Le 10 septembre 2025, l’influenceur américain Charlie Kirk est abattu à l’université d’Utah Valley à Orem (Utah), où il participait à un « débat » (on y reviendra). Filmées en direct par des étudiants, les images du meurtre inondent en quelques minutes les réseaux sociaux et choque l’Amérique. Le jour même, le président Donald Trump rend hommage à la victime, dont le corps est rapatrié à bord d’un avion officiel ; le lendemain, c’est au tour du vice-président J.D. Vance d’appeler à prier pour le défunt. Le 21 septembre, une cérémonie d’hommage réunit 100 000 personnes et l’administration Trump au grand complet. Le président y annonce que Kirk recevra la médaille de la Liberté à titre posthume. On apprend au même moment que le Sénat et la Chambre des représentants ont décidé de faire du 14 octobre une journée annuelle de commémoration nationale du meurtre de l’influenceur… Journalistes, commentateurs et politiques se perdent en hypothèses au sujet de l’assassin présumé – rapidement arrêté – et de ses motivations, pointent du doigt, sans beaucoup d’éléments, la « gauche radicale » (concept nébuleux aux États-Unis) et sa violence (démentie par les statistiques)…
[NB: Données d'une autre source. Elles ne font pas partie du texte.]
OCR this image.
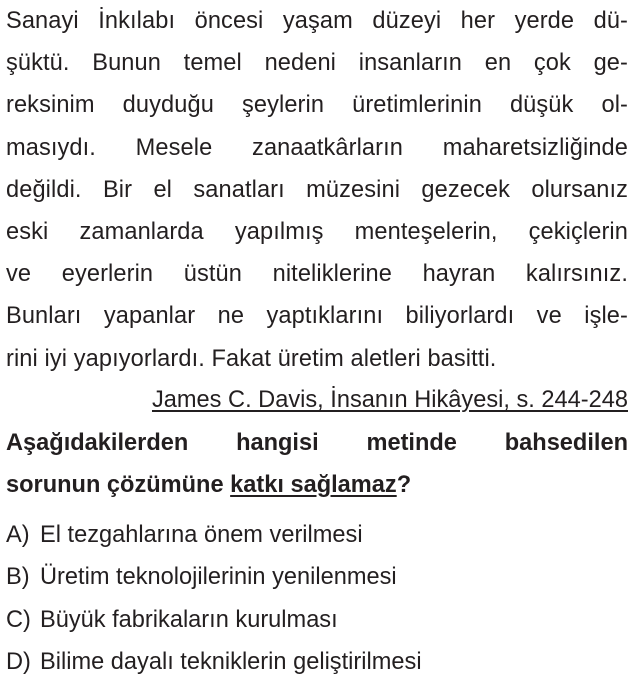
Sanayi İnkılabı öncesi yaşam düzeyi her yerde dü-
şüktü. Bunun temel nedeni insanların en çok ge-
reksinim duyduğu şeylerin üretimlerinin düşük ol-
masıydı. Mesele zanaatkârların maharetsizliğinde
değildi. Bir el sanatları müzesini gezecek olursanız
eski zamanlarda yapılmış menteşelerin, çekiçlerin
ve eyerlerin üstün niteliklerine hayran kalırsınız.
Bunları yapanlar ne yaptıklarını biliyorlardı ve işle-
rini iyi yapıyorlardı. Fakat üretim aletleri basitti.
James C. Davis, İnsanın Hikâyesi, s. 244-248
Aşağıdakilerden hangisi metinde bahsedilen
sorunun çözümüne katkı sağlamaz?
A) El tezgahlarına önem verilmesi
B) Üretim teknolojilerinin yenilenmesi
C) Büyük fabrikaların kurulması
D) Bilime dayalı tekniklerin geliştirilmesi
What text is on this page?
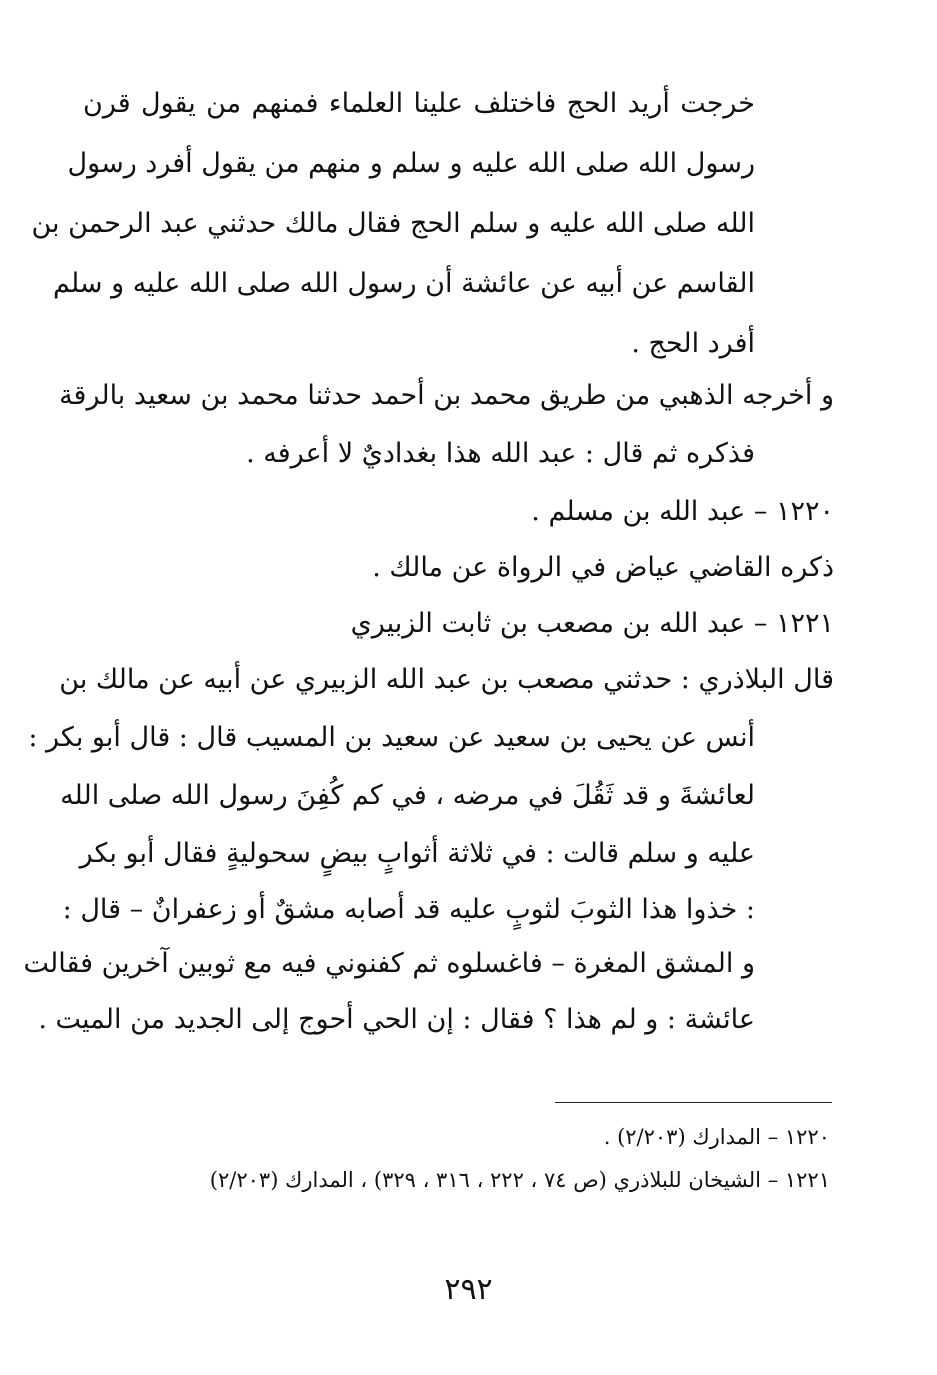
خرجت أريد الحج فاختلف علينا العلماء فمنهم من يقول قرن
رسول الله صلى الله عليه و سلم و منهم من يقول أفرد رسول
الله صلى الله عليه و سلم الحج فقال مالك حدثني عبد الرحمن بن
القاسم عن أبيه عن عائشة أن رسول الله صلى الله عليه و سلم
أفرد الحج .
و أخرجه الذهبي من طريق محمد بن أحمد حدثنا محمد بن سعيد بالرقة
فذكره ثم قال : عبد الله هذا بغداديٌ لا أعرفه .
١٢٢٠ – عبد الله بن مسلم .
ذكره القاضي عياض في الرواة عن مالك .
١٢٢١ – عبد الله بن مصعب بن ثابت الزبيري
قال البلاذري : حدثني مصعب بن عبد الله الزبيري عن أبيه عن مالك بن
أنس عن يحيى بن سعيد عن سعيد بن المسيب قال : قال أبو بكر :
لعائشةَ و قد ثَقُلَ في مرضه ، في كم كُفِنَ رسول الله صلى الله
عليه و سلم قالت : في ثلاثة أثوابٍ بيضٍ سحوليةٍ فقال أبو بكر
: خذوا هذا الثوبَ لثوبٍ عليه قد أصابه مشقٌ أو زعفرانٌ – قال :
و المشق المغرة – فاغسلوه ثم كفنوني فيه مع ثوبين آخرين فقالت
عائشة : و لم هذا ؟ فقال : إن الحي أحوج إلى الجديد من الميت .
١٢٢٠ – المدارك (٢/٢٠٣) .
١٢٢١ – الشيخان للبلاذري (ص ٧٤ ، ٢٢٢ ، ٣١٦ ، ٣٢٩) ، المدارك (٢/٢٠٣)
٢٩٢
Comment expliquer un tel emballement dans un pays où la violence est malheureusement une tradition ancienne et durable, qui compte plus d’armes à feu que d’habitants et qui affiche le sinistre record de 24 tueries de masse en moyenne par an ? La violence politique, plus particulièrement, est ici un mal endémique, et nettement marqué à l’extrême droite, comme en témoigne encore récemment le meurtre de Melissa Hortman, députée à la Chambre des représentants du Minnesota engagée en faveur du droit à l’avortement et abattue avec son mari en janvier par un fondamentaliste chrétien. Un drame qui, c’est le moins qu’on puisse dire, n’a pas suscité le même traitement politique et médiatique…
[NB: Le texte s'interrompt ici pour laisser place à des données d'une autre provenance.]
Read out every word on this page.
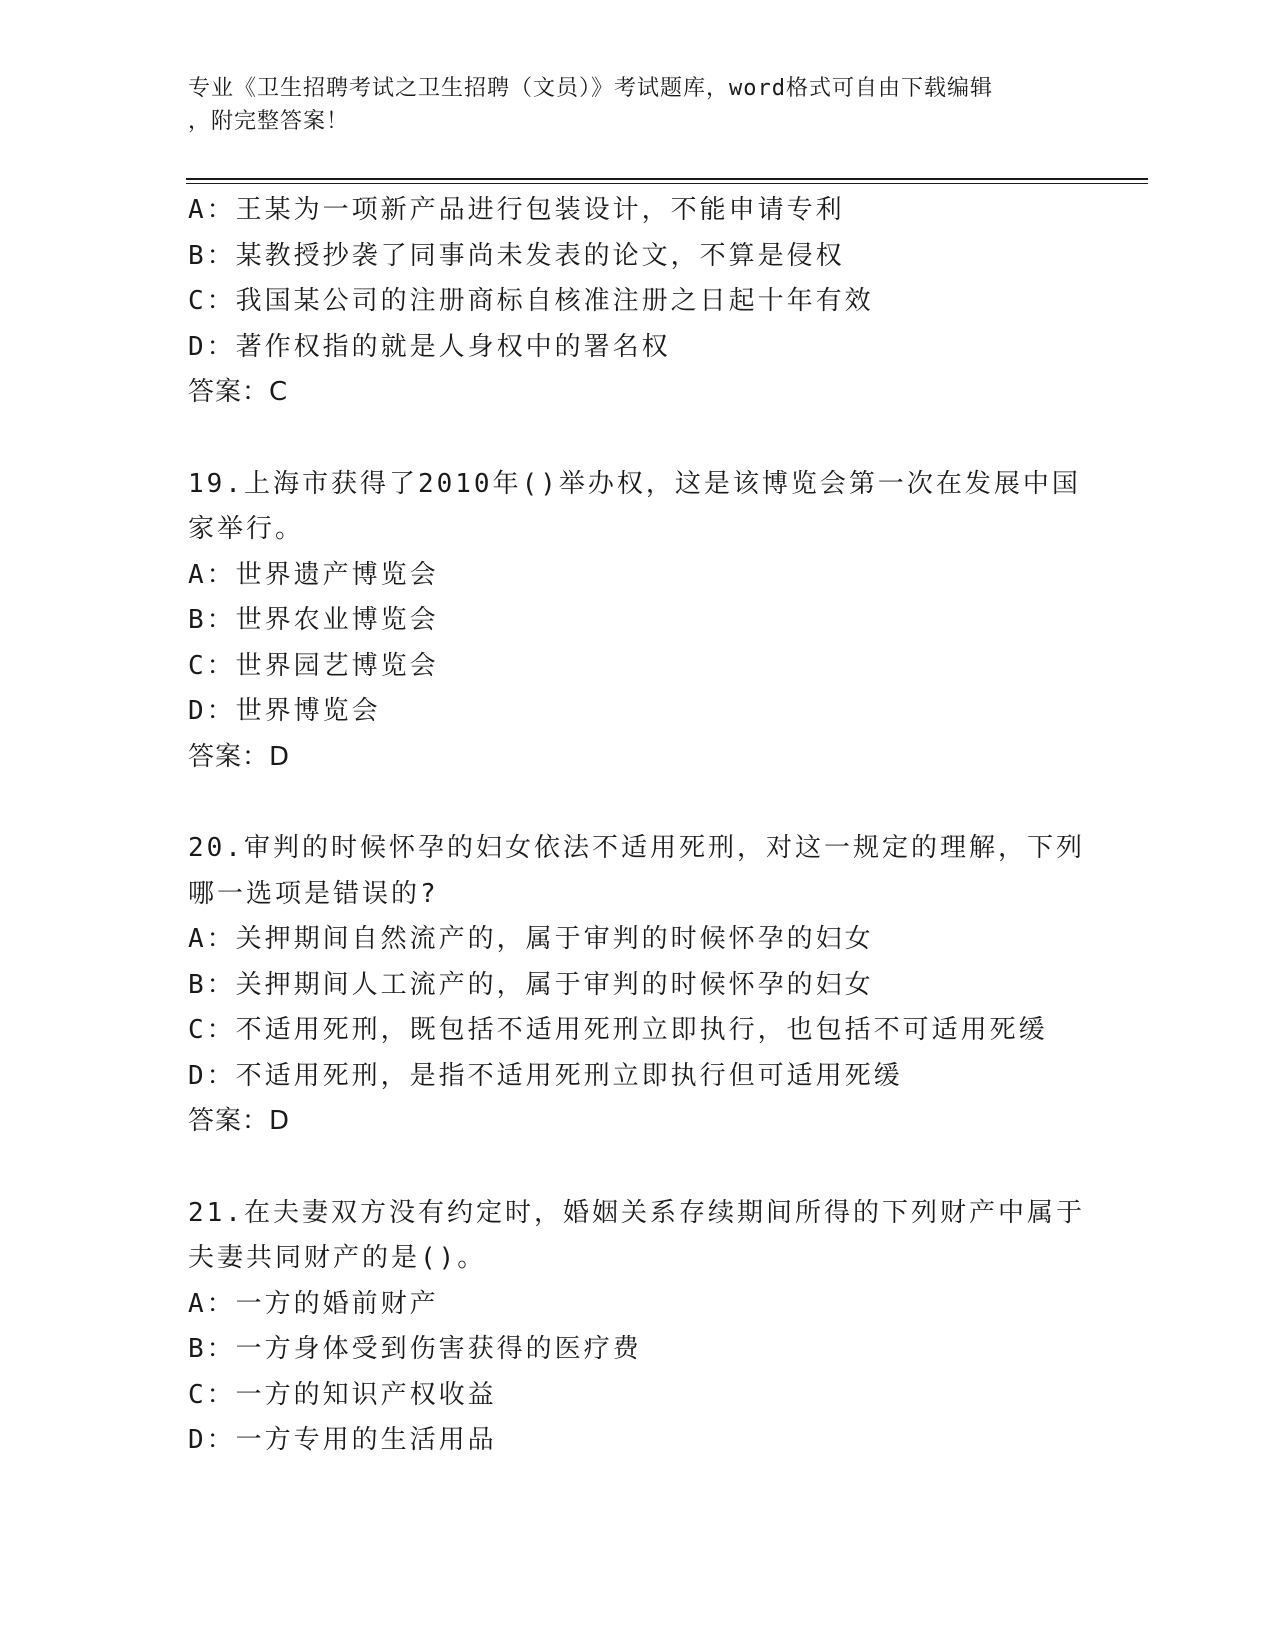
专业《卫生招聘考试之卫生招聘（文员）》考试题库，word格式可自由下载编辑
，附完整答案！
A：王某为一项新产品进行包装设计，不能申请专利
B：某教授抄袭了同事尚未发表的论文，不算是侵权
C：我国某公司的注册商标自核准注册之日起十年有效
D：著作权指的就是人身权中的署名权
答案：C
19.上海市获得了2010年()举办权，这是该博览会第一次在发展中国
家举行。
A：世界遗产博览会
B：世界农业博览会
C：世界园艺博览会
D：世界博览会
答案：D
20.审判的时候怀孕的妇女依法不适用死刑，对这一规定的理解，下列
哪一选项是错误的?
A：关押期间自然流产的，属于审判的时候怀孕的妇女
B：关押期间人工流产的，属于审判的时候怀孕的妇女
C：不适用死刑，既包括不适用死刑立即执行，也包括不可适用死缓
D：不适用死刑，是指不适用死刑立即执行但可适用死缓
答案：D
21.在夫妻双方没有约定时，婚姻关系存续期间所得的下列财产中属于
夫妻共同财产的是()。
A：一方的婚前财产
B：一方身体受到伤害获得的医疗费
C：一方的知识产权收益
D：一方专用的生活用品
Qui était donc ce Charlie Kirk ? Un influenceur conservateur célèbre (10 millions d’abonnés) aux opinions « controversées » mais ouvert au dialogue – comme il est régulièrement présenté ? L’historienne Sylvie Laurent, spécialiste des États-Unis, professeure à Sciences Po, préfère parler d’un activiste d’extrême droite, raciste, suprémaciste, dont les prises de position auraient été tout bonnement jugées illégales en France. Ses cibles ? Les Afro-Américains, les homosexuels, les transexuels, les femmes, les émigrés… Ses « débats » ? Des « exécutions », comme il les appelait lui-même, des performances de force oratoire masculine lui permettant de clouer le bec à des étudiants présentés comme « woke ». En somme, un charisme (incontestable), des provocations et des moyens modernes destinés à fasciser l’opinion et à tenter de convertir la jeunesse américaine aux vieilles idées conservatrices et religieuses.
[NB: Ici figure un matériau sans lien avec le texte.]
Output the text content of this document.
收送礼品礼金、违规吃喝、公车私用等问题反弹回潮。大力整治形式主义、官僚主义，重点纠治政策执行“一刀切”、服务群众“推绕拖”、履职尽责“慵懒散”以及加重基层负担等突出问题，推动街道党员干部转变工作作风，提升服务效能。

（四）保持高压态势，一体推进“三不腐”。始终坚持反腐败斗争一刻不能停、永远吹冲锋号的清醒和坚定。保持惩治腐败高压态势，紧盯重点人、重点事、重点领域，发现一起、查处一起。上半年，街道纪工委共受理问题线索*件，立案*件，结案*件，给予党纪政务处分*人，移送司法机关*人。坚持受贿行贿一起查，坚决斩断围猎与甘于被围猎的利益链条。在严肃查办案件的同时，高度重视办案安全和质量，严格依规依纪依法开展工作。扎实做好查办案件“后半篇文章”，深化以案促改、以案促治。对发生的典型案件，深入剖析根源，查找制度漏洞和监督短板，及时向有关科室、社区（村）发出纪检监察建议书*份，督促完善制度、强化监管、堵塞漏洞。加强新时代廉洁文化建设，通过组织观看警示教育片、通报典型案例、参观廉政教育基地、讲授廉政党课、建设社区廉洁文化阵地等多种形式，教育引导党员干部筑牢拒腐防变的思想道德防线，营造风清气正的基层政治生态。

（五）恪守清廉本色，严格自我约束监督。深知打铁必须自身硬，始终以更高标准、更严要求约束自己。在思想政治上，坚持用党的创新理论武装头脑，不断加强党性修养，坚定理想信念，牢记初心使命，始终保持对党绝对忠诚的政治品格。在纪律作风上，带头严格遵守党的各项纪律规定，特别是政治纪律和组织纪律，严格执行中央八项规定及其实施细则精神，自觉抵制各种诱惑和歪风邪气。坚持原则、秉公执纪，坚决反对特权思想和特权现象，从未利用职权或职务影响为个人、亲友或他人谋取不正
Le président Trump devait bien cet hommage aux accents christiques à ce fidèle serviteur présenté désormais comme martyr de la liberté de parole. Du reste, la mort tragique de ce « héros américain » sert opportunément son agenda politique en lui permettant d’accentuer un peu plus sa chasse aux sorcières contre tous ceux qu’il considère comme ses ennemis : libéraux, universitaires, féministes, émigrés, militants pour les droits des Palestiniens, animateurs de télévision…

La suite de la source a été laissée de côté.